Lesson 2: Handling Emotions
‘That there is a normal range of emotions (e.g. happiness, sadness, anger, fear, surprise, nervousness) and a scale of emotions that all humans experience in relation to different experiences and situations’ (DfE, 2019:33).
Children learn about a range of difficult emotions that they and others may experience, such as loneliness and isolation, and are supported to develop coping strategies to manage them. Intended outcomes are for children to be able to define a range of emotions, to have reflected on how they have dealt with them in the past and have learnt some effective ways of managing difficult emotions.
Lesson 3: Empathy
‘The importance of respecting others, even when they are very different from them (for example physically, in character, personality or backgrounds), or make different choices or have different preferences or beliefs’ (DfE, 2019:21).
Pupils learn what empathy is, why it’s important and how to cultivate and demonstrate empathy to others. Children are able to define and explain empathy, recognise how behaving empathetically can have a positive impact on other people’s wellbeing and how to practice empathy and put other people first.
Lesson 4: Problem Solving
‘[Knowing] how to judge whether what they are feeling and how they are behaving is appropriate and proportionate’ (DfE, 2019:33).
Children learn about everyday problems and how to use strategies to overcome them, including making a plan, working as a team and showing resilience. The intended outcomes are for children to learn that while there are different types of problems, the skills needed to solve them are often the same, and that healthy responses can lead to problems being solved.
Lesson 5: Growth Mindset
‘The importance of self-respect and how this links to [a young person’s] own happiness’ (DfE, 2019:21).
This lesson focuses on the differences between a growth and a fixed mindset, and how to adopt a growth mindset. Self-respect is highlighted as an important component of a growth mindset, which involves positive self-encouragement and self-belief.
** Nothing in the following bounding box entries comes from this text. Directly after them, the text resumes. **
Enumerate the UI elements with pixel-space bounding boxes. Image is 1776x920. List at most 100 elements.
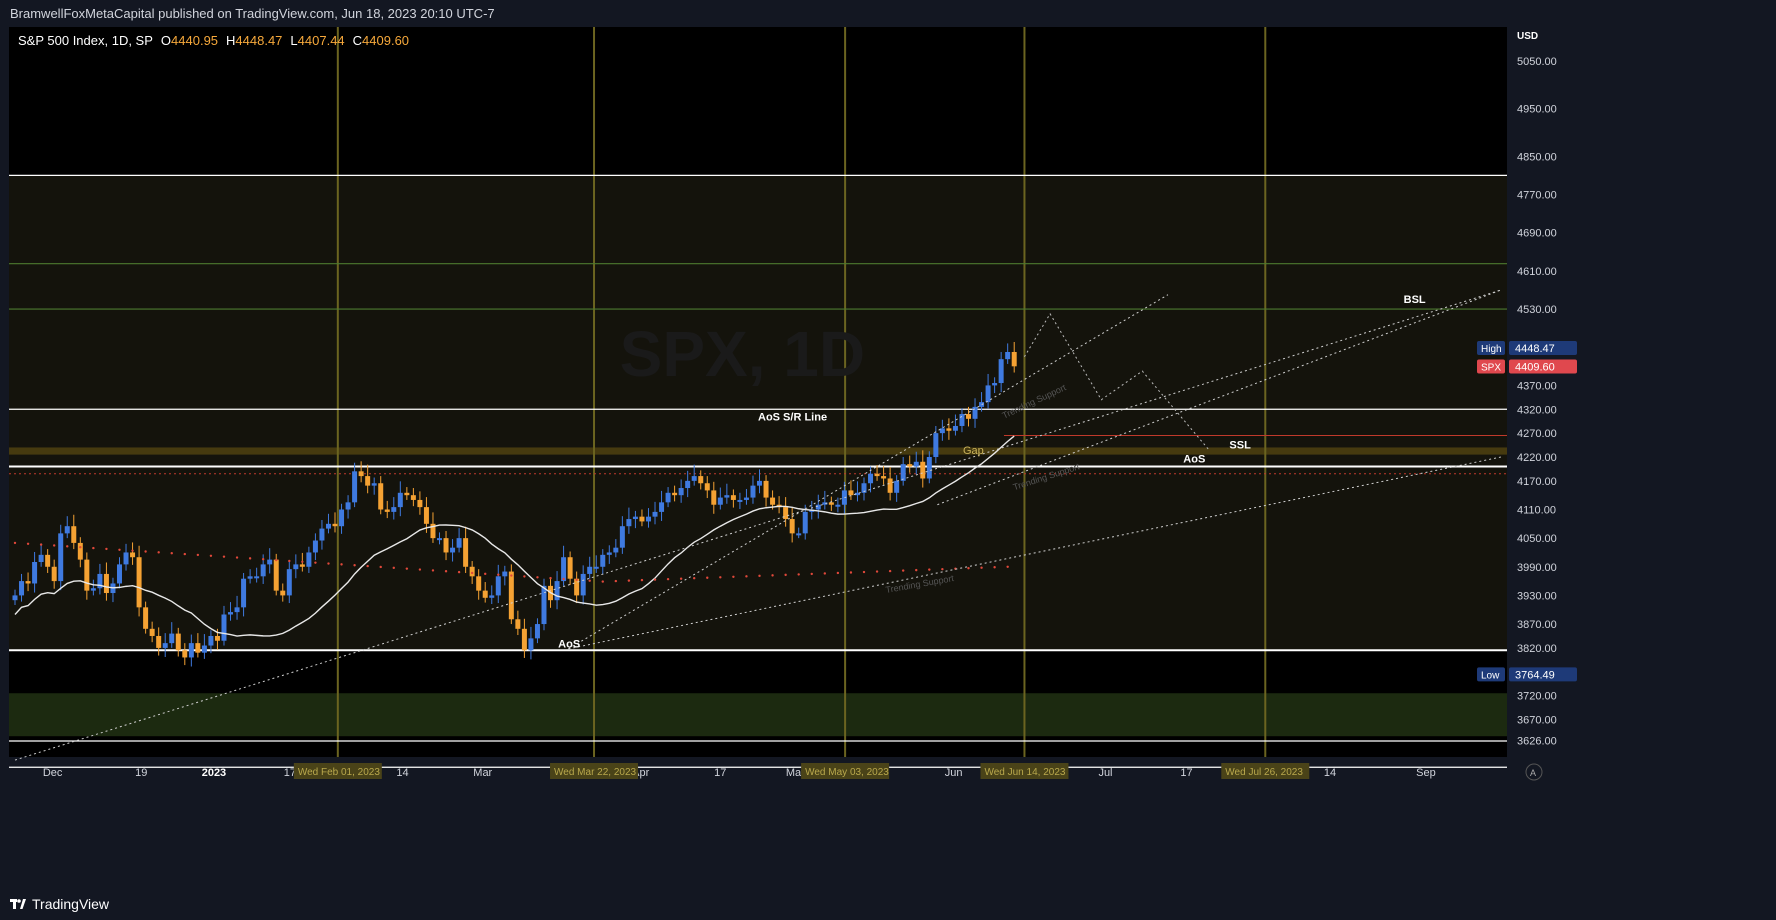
candle-body-56: [378, 483, 384, 510]
price-tick-10: 4220.00: [1517, 452, 1557, 464]
marker-date-bg-0: [293, 763, 382, 779]
ma-dot-64: [431, 569, 435, 572]
ma-dot-58: [392, 566, 395, 570]
candle-body-153: [1011, 352, 1017, 367]
ma-dot-104: [692, 577, 696, 580]
spx-tag-value: 4409.60: [1515, 362, 1555, 374]
ma-dot-148: [980, 566, 983, 569]
candle-body-39: [267, 559, 273, 565]
candle-body-73: [489, 595, 495, 598]
candle-body-24: [169, 633, 175, 644]
candle-body-76: [508, 571, 514, 620]
price-tick-7: 4370.00: [1517, 380, 1557, 392]
candle-body-124: [822, 502, 828, 505]
candle-body-104: [691, 476, 697, 481]
candle-body-46: [312, 540, 318, 553]
candle-body-65: [436, 538, 442, 541]
candle-body-25: [175, 633, 181, 651]
candle-body-2: [25, 581, 31, 584]
candle-body-130: [861, 483, 867, 493]
candle-body-127: [841, 490, 847, 505]
legend-low-value: 4407.44: [297, 33, 345, 48]
price-tick-2: 4850.00: [1517, 151, 1557, 163]
candle-body-111: [737, 499, 743, 502]
ma-dot-2: [26, 542, 30, 545]
candle-body-20: [143, 607, 149, 629]
candle-body-98: [652, 511, 658, 517]
candle-body-93: [619, 526, 625, 548]
tradingview-brand: TradingView: [32, 896, 110, 912]
candle-body-88: [587, 566, 593, 574]
candle-body-147: [972, 406, 978, 419]
zone-gold-2: [9, 447, 1507, 455]
ma-dot-74: [497, 573, 500, 576]
ma-dot-24: [170, 552, 173, 555]
candle-body-59: [397, 492, 403, 508]
candle-body-36: [247, 576, 253, 579]
time-tick-14: Jul: [1098, 767, 1112, 779]
ma-dot-48: [327, 562, 330, 565]
candle-body-38: [260, 564, 266, 577]
zone-green-1: [9, 693, 1507, 737]
low-tag-label: Low: [1481, 670, 1500, 681]
candle-body-44: [299, 564, 305, 567]
auto-scale-button[interactable]: [1525, 763, 1543, 781]
candle-body-90: [600, 554, 606, 567]
candle-body-95: [632, 516, 638, 520]
candle-body-150: [992, 383, 998, 386]
high-tag-value: 4448.47: [1515, 343, 1555, 355]
low-tag-value: 3764.49: [1515, 669, 1555, 681]
ma-dot-56: [379, 565, 382, 569]
low-tag-bg: [1509, 667, 1577, 682]
spx-tag-bg: [1509, 359, 1577, 374]
candle-body-31: [214, 635, 220, 641]
candle-body-141: [933, 433, 939, 457]
tradingview-logo[interactable]: TradingView: [10, 896, 109, 912]
ma-dot-30: [209, 554, 213, 557]
candle-body-63: [423, 507, 429, 524]
legend-symbol: S&P 500 Index, 1D, SP: [18, 33, 153, 48]
ma-dot-134: [888, 569, 892, 573]
candle-body-14: [103, 573, 109, 594]
ma-dot-4: [39, 543, 43, 546]
ma-dot-50: [340, 563, 343, 566]
candle-body-54: [365, 476, 371, 486]
candle-body-67: [450, 547, 456, 553]
candle-body-133: [881, 476, 887, 479]
ma-dot-52: [353, 564, 356, 567]
candle-body-9: [71, 526, 77, 543]
candle-body-33: [228, 612, 234, 615]
chart-area[interactable]: AoS S/R Line AoS AoS BSL SSL Gap Trending Supp…: [9, 27, 1776, 867]
candle-body-128: [848, 490, 854, 496]
zone-dark-0: [9, 175, 1507, 651]
candle-body-106: [704, 483, 710, 491]
candle-body-85: [567, 557, 573, 579]
ma-dot-120: [797, 573, 800, 576]
candle-body-7: [58, 533, 64, 582]
candle-body-68: [456, 538, 462, 548]
ma-dot-92: [614, 579, 618, 583]
price-tick-8: 4320.00: [1517, 404, 1557, 416]
ma-dot-86: [575, 578, 578, 582]
marker-date-label-1: Wed Mar 22, 2023: [554, 767, 637, 778]
candle-body-87: [580, 573, 586, 596]
candle-body-109: [724, 495, 730, 498]
price-tick-1: 4950.00: [1517, 104, 1557, 116]
candle-body-92: [613, 547, 619, 553]
ma-dot-18: [131, 549, 134, 552]
ma-dot-142: [941, 567, 944, 571]
candle-body-18: [130, 552, 136, 558]
candle-body-23: [162, 643, 168, 648]
candle-body-96: [639, 516, 645, 522]
price-tick-5: 4610.00: [1517, 266, 1557, 278]
candle-body-138: [913, 461, 919, 467]
candle-body-28: [195, 643, 201, 653]
ma-dot-88: [588, 579, 591, 582]
ma-dot-6: [52, 544, 56, 547]
spx-tag-label: SPX: [1481, 363, 1501, 374]
candle-body-118: [783, 507, 789, 520]
ma-dot-12: [92, 546, 95, 550]
chart-watermark: SPX, 1D: [620, 318, 865, 390]
candle-body-64: [430, 523, 436, 539]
Children are able to identify and understand how a growth mindset is beneficial for mental health and wellbeing.
Lesson 6: Aspirations
‘Pupils should also be taught the benefits of hobbies, interests and participation in their own communities’ (DfE, 2019:32).
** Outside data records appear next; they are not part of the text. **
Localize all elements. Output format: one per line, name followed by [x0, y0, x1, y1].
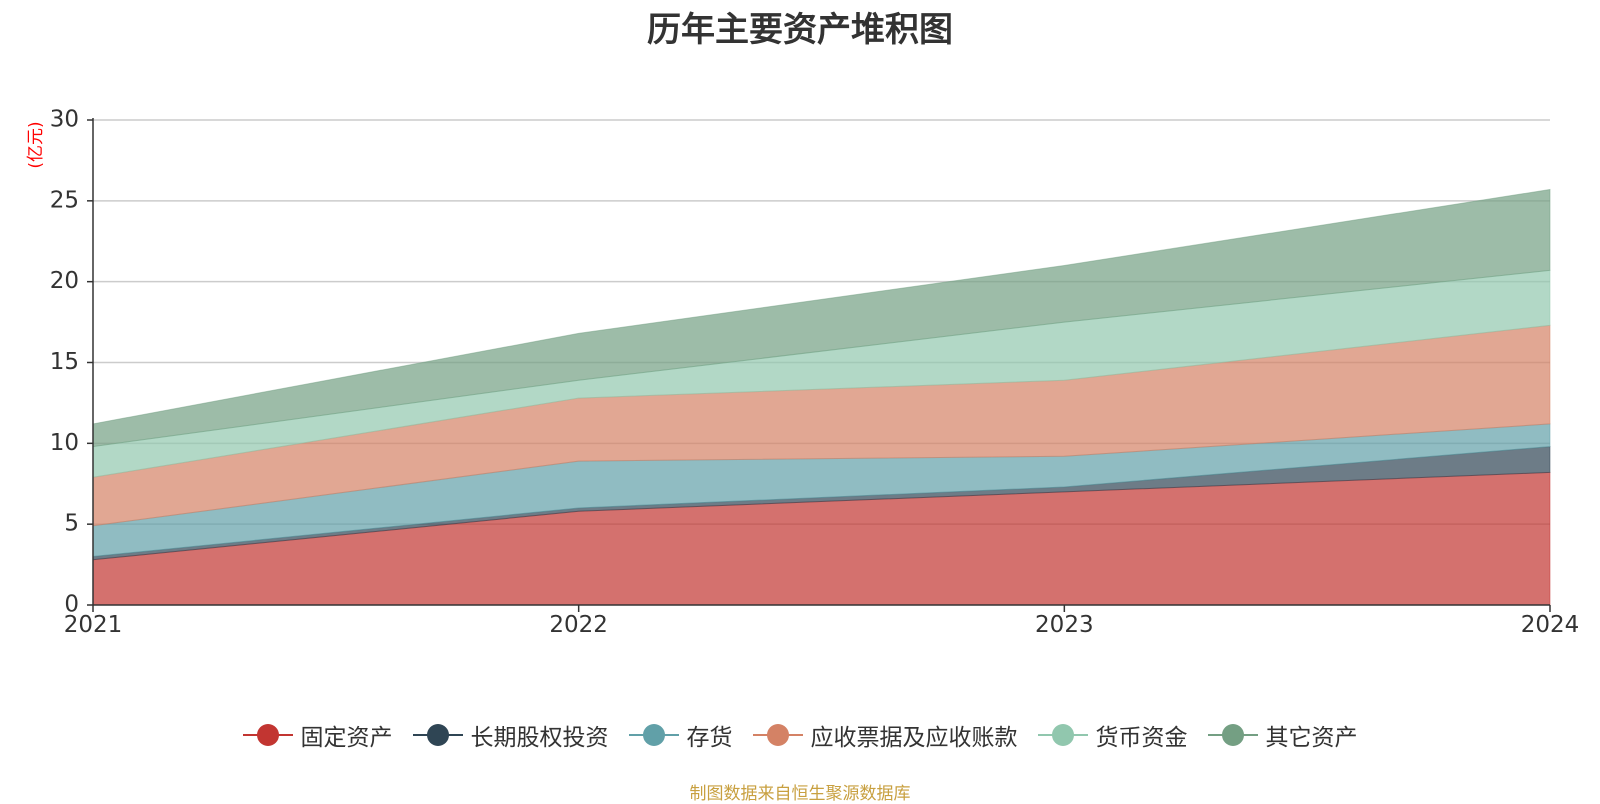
legend-marker-icon	[1207, 723, 1258, 747]
x-tick-label: 2021	[64, 612, 123, 638]
legend-label: 存货	[686, 725, 733, 751]
legend-marker-icon	[628, 723, 679, 747]
y-tick-label: 5	[64, 511, 79, 537]
legend-item-2[interactable]: 存货	[628, 718, 733, 752]
y-tick-label: 20	[50, 268, 79, 294]
y-tick-label: 30	[50, 107, 79, 133]
legend: 固定资产 长期股权投资 存货 应收票据及应收账款 货币资金 其它资产	[0, 718, 1600, 752]
legend-item-4[interactable]: 货币资金	[1037, 718, 1188, 752]
legend-marker-icon	[1037, 723, 1088, 747]
y-axis-label: (亿元)	[26, 121, 46, 168]
legend-marker-icon	[412, 723, 463, 747]
x-tick-label: 2023	[1035, 612, 1094, 638]
area-layer	[92, 188, 1551, 606]
legend-marker-icon	[752, 723, 803, 747]
legend-item-3[interactable]: 应收票据及应收账款	[752, 718, 1018, 752]
legend-label: 应收票据及应收账款	[810, 725, 1018, 751]
legend-label: 固定资产	[300, 725, 393, 751]
y-tick-label: 0	[64, 592, 79, 618]
x-tick-label: 2022	[549, 612, 608, 638]
legend-item-0[interactable]: 固定资产	[242, 718, 393, 752]
data-source-note: 制图数据来自恒生聚源数据库	[689, 784, 911, 804]
legend-item-5[interactable]: 其它资产	[1207, 718, 1358, 752]
legend-item-1[interactable]: 长期股权投资	[412, 718, 609, 752]
legend-marker-icon	[242, 723, 293, 747]
y-tick-label: 25	[50, 187, 79, 213]
legend-label: 货币资金	[1095, 725, 1188, 751]
legend-label: 其它资产	[1265, 725, 1358, 751]
legend-label: 长期股权投资	[470, 725, 609, 751]
chart-title: 历年主要资产堆积图	[647, 10, 953, 50]
y-tick-label: 15	[50, 349, 79, 375]
x-tick-label: 2024	[1521, 612, 1580, 638]
area-series-5[interactable]	[92, 188, 1551, 448]
y-tick-label: 10	[50, 430, 79, 456]
axis-layer: 0 5 10 15 20 25 30 2021 2022 2023 2024	[50, 107, 1580, 639]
The final lesson introduces the concepts of short- and long-term aspirations; and recognises that aspirations can be big or small and relate to different areas of life, such as at school, with friends and within their areas and hobbies of interest. The aim is for children to identify short and long-term goals to support their personal aspirations, and take steps to meet these aspirations.
Impact
In 2019, 30 primary and secondary schools participated in the Wellbeing Toolkit course. Evaluation research was conducted to assess participating pupils’ views. 50% of pupils stated that, before taking part on the course, they predicted it to be either useful or fairly useful. Almost a quarter, 24%, of pupils were unsure, and 8% felt that the course would not be useful to them.
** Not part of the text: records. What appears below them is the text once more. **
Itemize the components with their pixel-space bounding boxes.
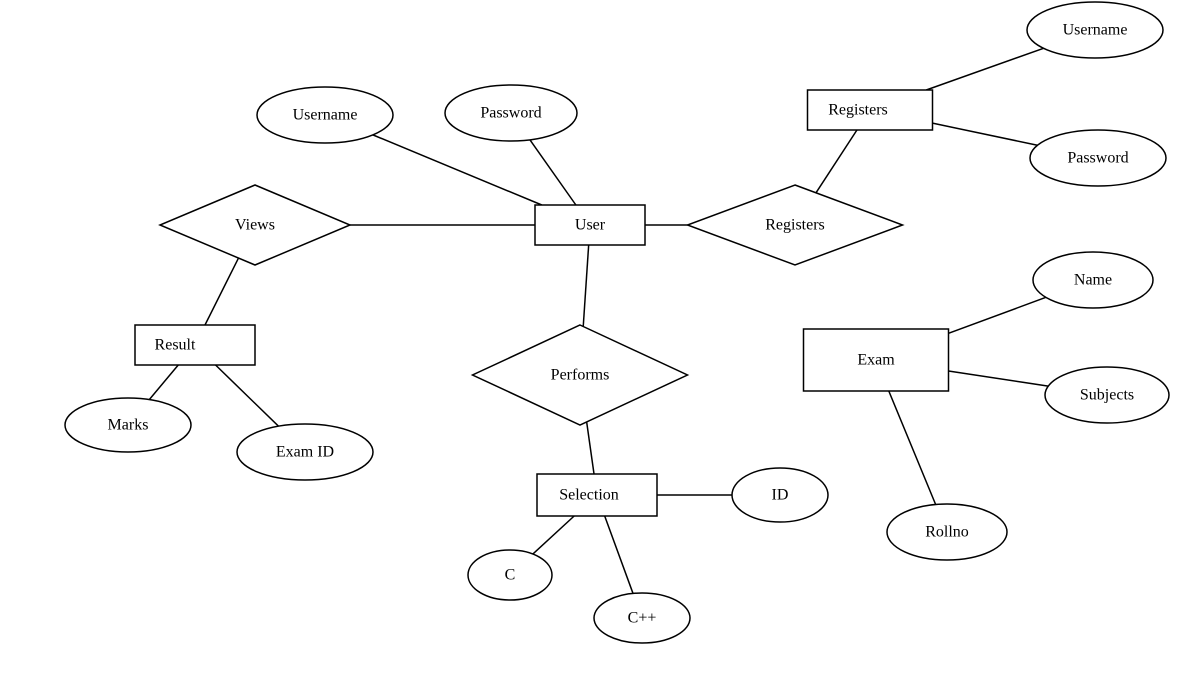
label-username2: Username (1063, 22, 1128, 39)
label-views: Views (235, 217, 275, 234)
edge-exam-rollno (889, 391, 936, 505)
label-password1: Password (480, 105, 541, 122)
edge-registersR-registersE (816, 130, 857, 193)
label-username1: Username (293, 107, 358, 124)
edge-result-examid (216, 365, 279, 426)
edge-user-performs (583, 245, 588, 327)
label-cpp: C++ (628, 610, 657, 627)
label-password2: Password (1067, 150, 1128, 167)
label-performs: Performs (551, 367, 610, 384)
edge-selection-c (533, 516, 574, 554)
edge-performs-selection (587, 422, 594, 474)
edge-result-marks (149, 365, 178, 400)
edge-exam-name (949, 297, 1046, 333)
label-registersR: Registers (765, 217, 825, 234)
label-examid: Exam ID (276, 444, 334, 461)
edge-exam-subjects (949, 371, 1049, 386)
label-user: User (575, 217, 606, 234)
edge-registersE-password2 (933, 123, 1038, 145)
label-name: Name (1074, 272, 1112, 289)
label-result: Result (155, 337, 196, 354)
edge-views-result (205, 258, 238, 325)
label-marks: Marks (108, 417, 149, 434)
label-selection: Selection (559, 487, 619, 504)
edge-registersE-username2 (926, 48, 1043, 90)
label-subjects: Subjects (1080, 387, 1134, 404)
edge-password1-user (530, 140, 576, 205)
edge-selection-cpp (605, 516, 633, 593)
label-exam: Exam (857, 352, 895, 369)
nodes-layer: User Result Selection Registers Exam Views Reg… (65, 2, 1169, 643)
er-diagram: User Result Selection Registers Exam Views Reg… (0, 0, 1200, 674)
label-rollno: Rollno (925, 524, 969, 541)
label-id: ID (772, 487, 789, 504)
label-registersE: Registers (828, 102, 888, 119)
label-c: C (505, 567, 516, 584)
edge-username1-user (373, 135, 542, 205)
After completing the course, the percentage of pupils who felt that it was either very or fairly useful increased from 50% to 97%. The remaining 3% of pupils stated they were unsure how useful the course was, and no pupils reported that they found the course either not very useful or not useful at all.
The young people taking part in the Wellbeing Toolkit sessions were also asked to rate how happy they were with what they learnt in the sessions; 5 being very happy and 1 not happy at all. 91% of the responses rated either very happy or happy, and over 70% of those who responded felt that the course changed the way they felt about themselves.
Around 70% of those asked also felt taking part had had a positive impact on how they behaved in situations with teachers, friends and at home. The area with the greatest reported change was with teachers, with over 40% of young people reporting that what they learnt changed the way they behave with teachers ‘a lot’.